According to Foer, factory farms across the United States engage in pervasive animal cruelty not sufficiently regulated, yet many people are content to pretend nothing is happening.
“I think that vegetarianism is a very powerful way to respond to factory farming,” Foer said. “The problem is there is the middle space — you know, how is it that we acknowledge we don’t like animals being tortured, and yet we continue to eat them?”
Foer encouraged people not to rationalize their decision to eat meat if they are against factory farming.
“I think the way that we can say it is the way we justify all of our hypocrisies is that we are human,” Foer said. “The challenge is to not fear the hypocrisy more than we fear the problems that we are trying to solve … We need to open up a lot of space for ordinary people to enter.”
He spoke about individual empowerment and said that refraining to eat meat can have a greater impact than people think.
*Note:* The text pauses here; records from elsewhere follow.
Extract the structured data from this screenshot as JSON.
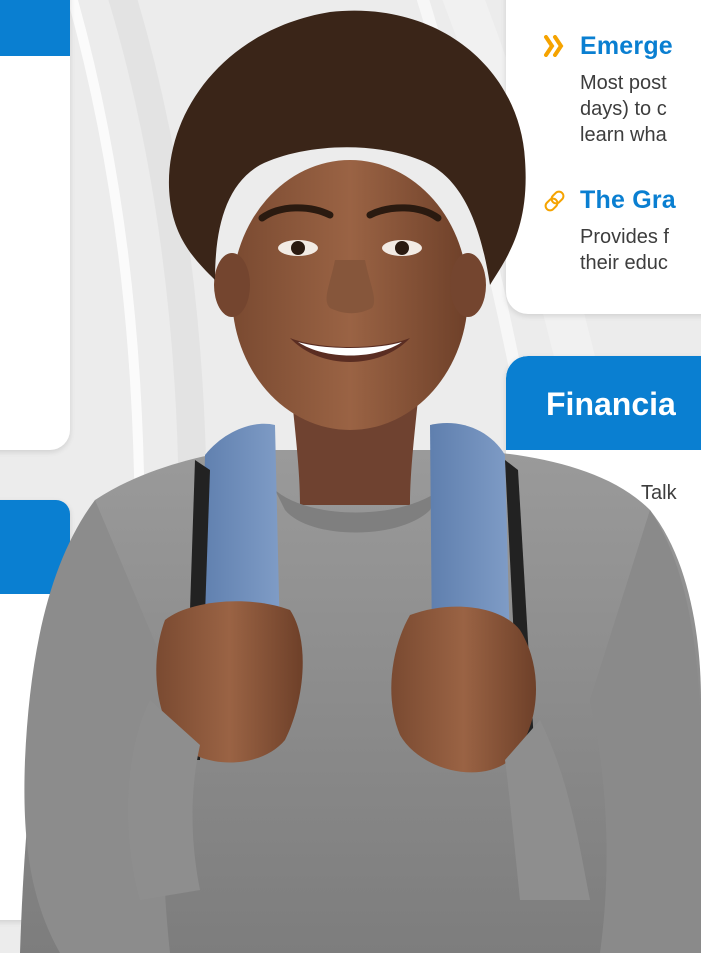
{
  "panel_top_right": {
    "items": [
      {
        "icon": "double-chevron-right-icon",
        "title": "Emerge",
        "lines": [
          "Most post",
          "days) to c",
          "learn wha"
        ]
      },
      {
        "icon": "link-icon",
        "title": "The Gra",
        "lines": [
          "Provides f",
          "their educ"
        ]
      }
    ]
  },
  "panel_financial": {
    "title": "Financia",
    "body_text": "Talk"
  },
  "colors": {
    "brand_blue": "#0a7fd1",
    "accent_orange": "#f5a300",
    "text_gray": "#3d3d3d",
    "background": "#ececec"
  }
}
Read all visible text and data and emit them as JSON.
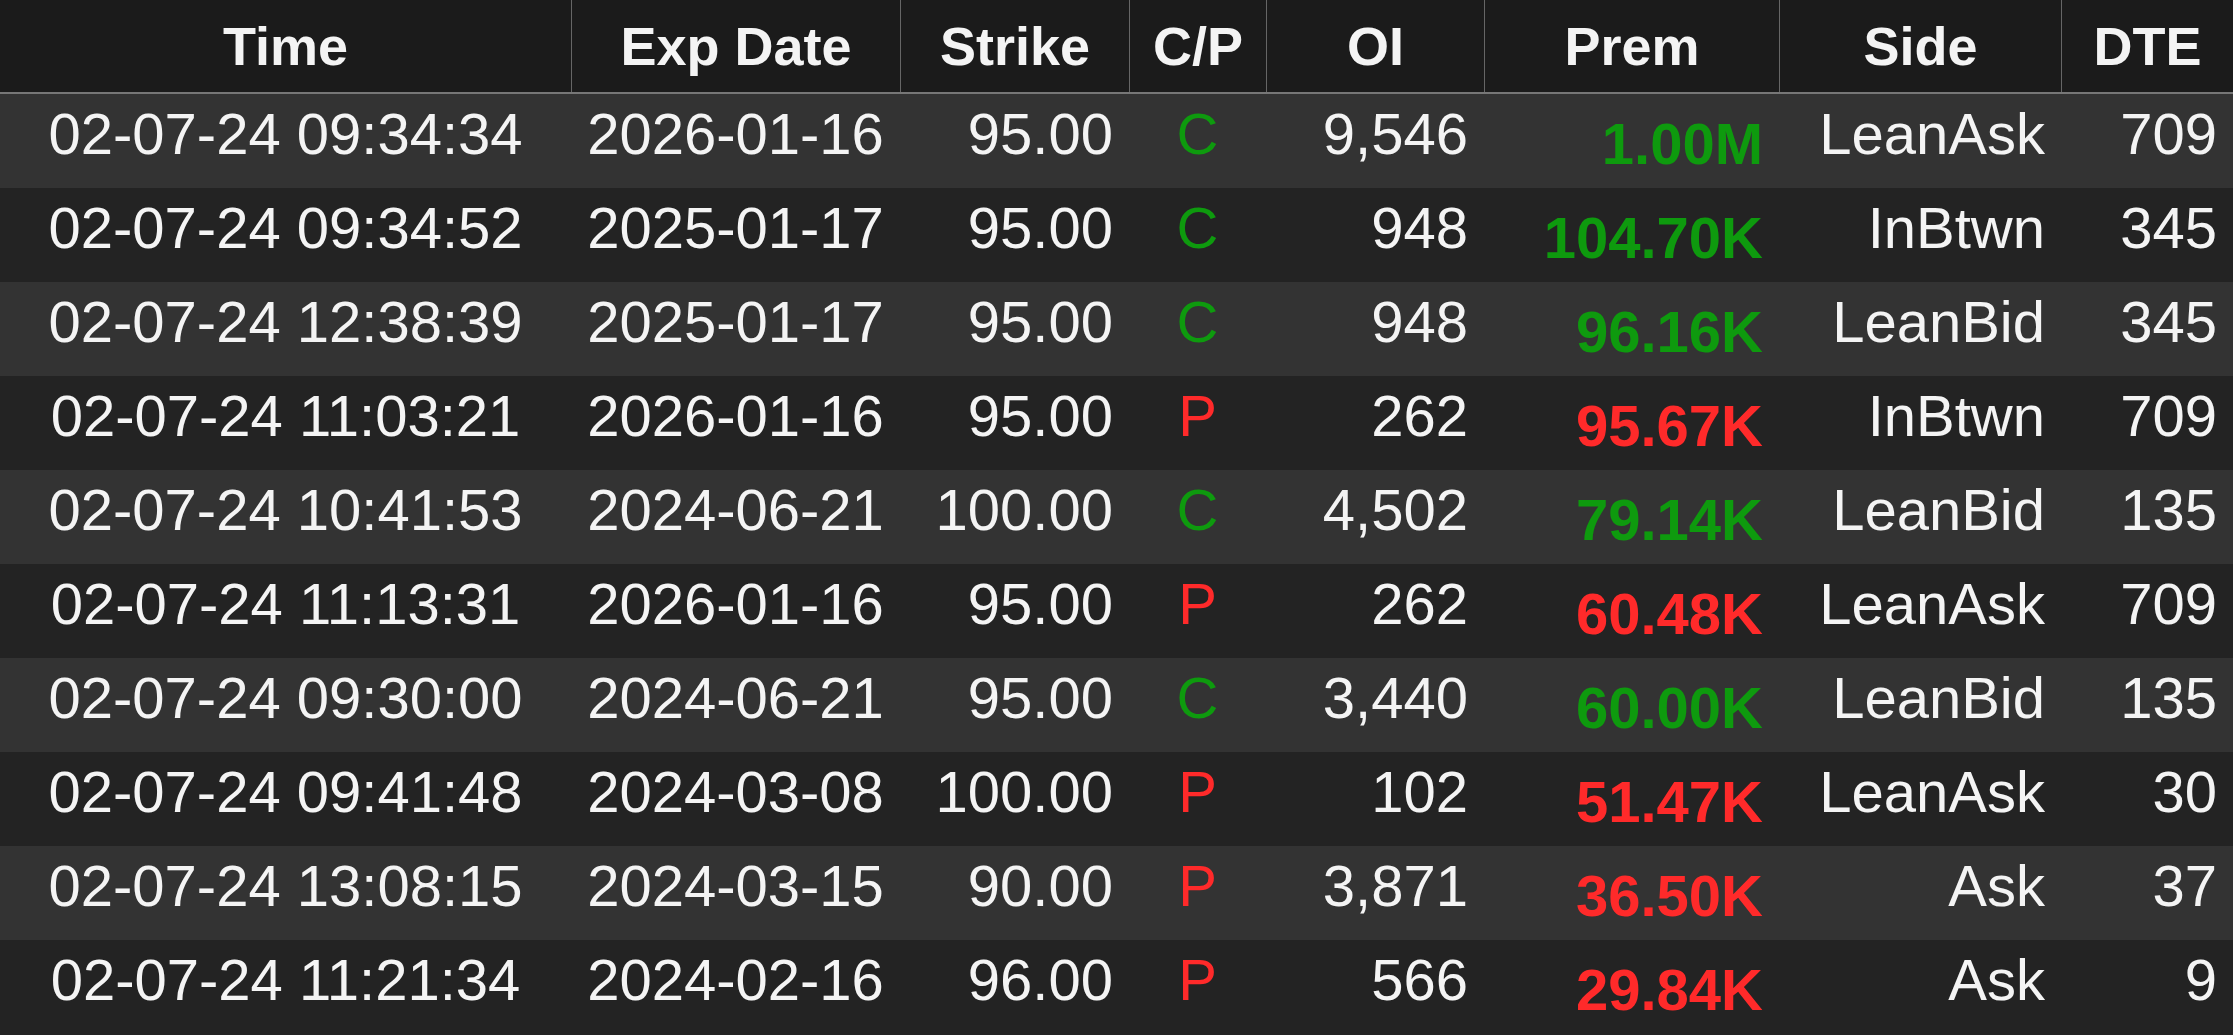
{
  "table": {
    "columns": [
      "Time",
      "Exp Date",
      "Strike",
      "C/P",
      "OI",
      "Prem",
      "Side",
      "DTE"
    ],
    "rows": [
      {
        "time": "02-07-24 09:34:34",
        "exp_date": "2026-01-16",
        "strike": "95.00",
        "cp": "C",
        "oi": "9,546",
        "prem": "1.00M",
        "side": "LeanAsk",
        "dte": "709",
        "color": "#0e9a0e"
      },
      {
        "time": "02-07-24 09:34:52",
        "exp_date": "2025-01-17",
        "strike": "95.00",
        "cp": "C",
        "oi": "948",
        "prem": "104.70K",
        "side": "InBtwn",
        "dte": "345",
        "color": "#0e9a0e"
      },
      {
        "time": "02-07-24 12:38:39",
        "exp_date": "2025-01-17",
        "strike": "95.00",
        "cp": "C",
        "oi": "948",
        "prem": "96.16K",
        "side": "LeanBid",
        "dte": "345",
        "color": "#0e9a0e"
      },
      {
        "time": "02-07-24 11:03:21",
        "exp_date": "2026-01-16",
        "strike": "95.00",
        "cp": "P",
        "oi": "262",
        "prem": "95.67K",
        "side": "InBtwn",
        "dte": "709",
        "color": "#ff2a2a"
      },
      {
        "time": "02-07-24 10:41:53",
        "exp_date": "2024-06-21",
        "strike": "100.00",
        "cp": "C",
        "oi": "4,502",
        "prem": "79.14K",
        "side": "LeanBid",
        "dte": "135",
        "color": "#0e9a0e"
      },
      {
        "time": "02-07-24 11:13:31",
        "exp_date": "2026-01-16",
        "strike": "95.00",
        "cp": "P",
        "oi": "262",
        "prem": "60.48K",
        "side": "LeanAsk",
        "dte": "709",
        "color": "#ff2a2a"
      },
      {
        "time": "02-07-24 09:30:00",
        "exp_date": "2024-06-21",
        "strike": "95.00",
        "cp": "C",
        "oi": "3,440",
        "prem": "60.00K",
        "side": "LeanBid",
        "dte": "135",
        "color": "#0e9a0e"
      },
      {
        "time": "02-07-24 09:41:48",
        "exp_date": "2024-03-08",
        "strike": "100.00",
        "cp": "P",
        "oi": "102",
        "prem": "51.47K",
        "side": "LeanAsk",
        "dte": "30",
        "color": "#ff2a2a"
      },
      {
        "time": "02-07-24 13:08:15",
        "exp_date": "2024-03-15",
        "strike": "90.00",
        "cp": "P",
        "oi": "3,871",
        "prem": "36.50K",
        "side": "Ask",
        "dte": "37",
        "color": "#ff2a2a"
      },
      {
        "time": "02-07-24 11:21:34",
        "exp_date": "2024-02-16",
        "strike": "96.00",
        "cp": "P",
        "oi": "566",
        "prem": "29.84K",
        "side": "Ask",
        "dte": "9",
        "color": "#ff2a2a"
      }
    ]
  }
}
“It might sound naive to suggest that whether you order a chicken patty or a veggie burger is a profoundly important decision,” Foer wrote in his 2009 book, “Eating Animals.” “Then again, it certainly would have sounded fantastic if in the 1950s you were told that where you sat in a restaurant or on a bus could begin to uproot racism.”
Blake Wilson, a first-year graduate student studying philosophy, helped organize the event for people interested in the ethical treatment of animals.
He said he was excited to have Foer speak at Binghamton University.
“Well, if you are a fan of him as a writer, it’s a very different approach to have him beaming in live,” Wilson said. “It works quite a bit better than just watching him speak on a video or reading his book. He was able to summarize in a half hour what the book is about, which is raising consciousness on mostly factory farming and the impact of a meat based lifestyle on personal health and the environment and questions relating to the ethical treatment of animals.”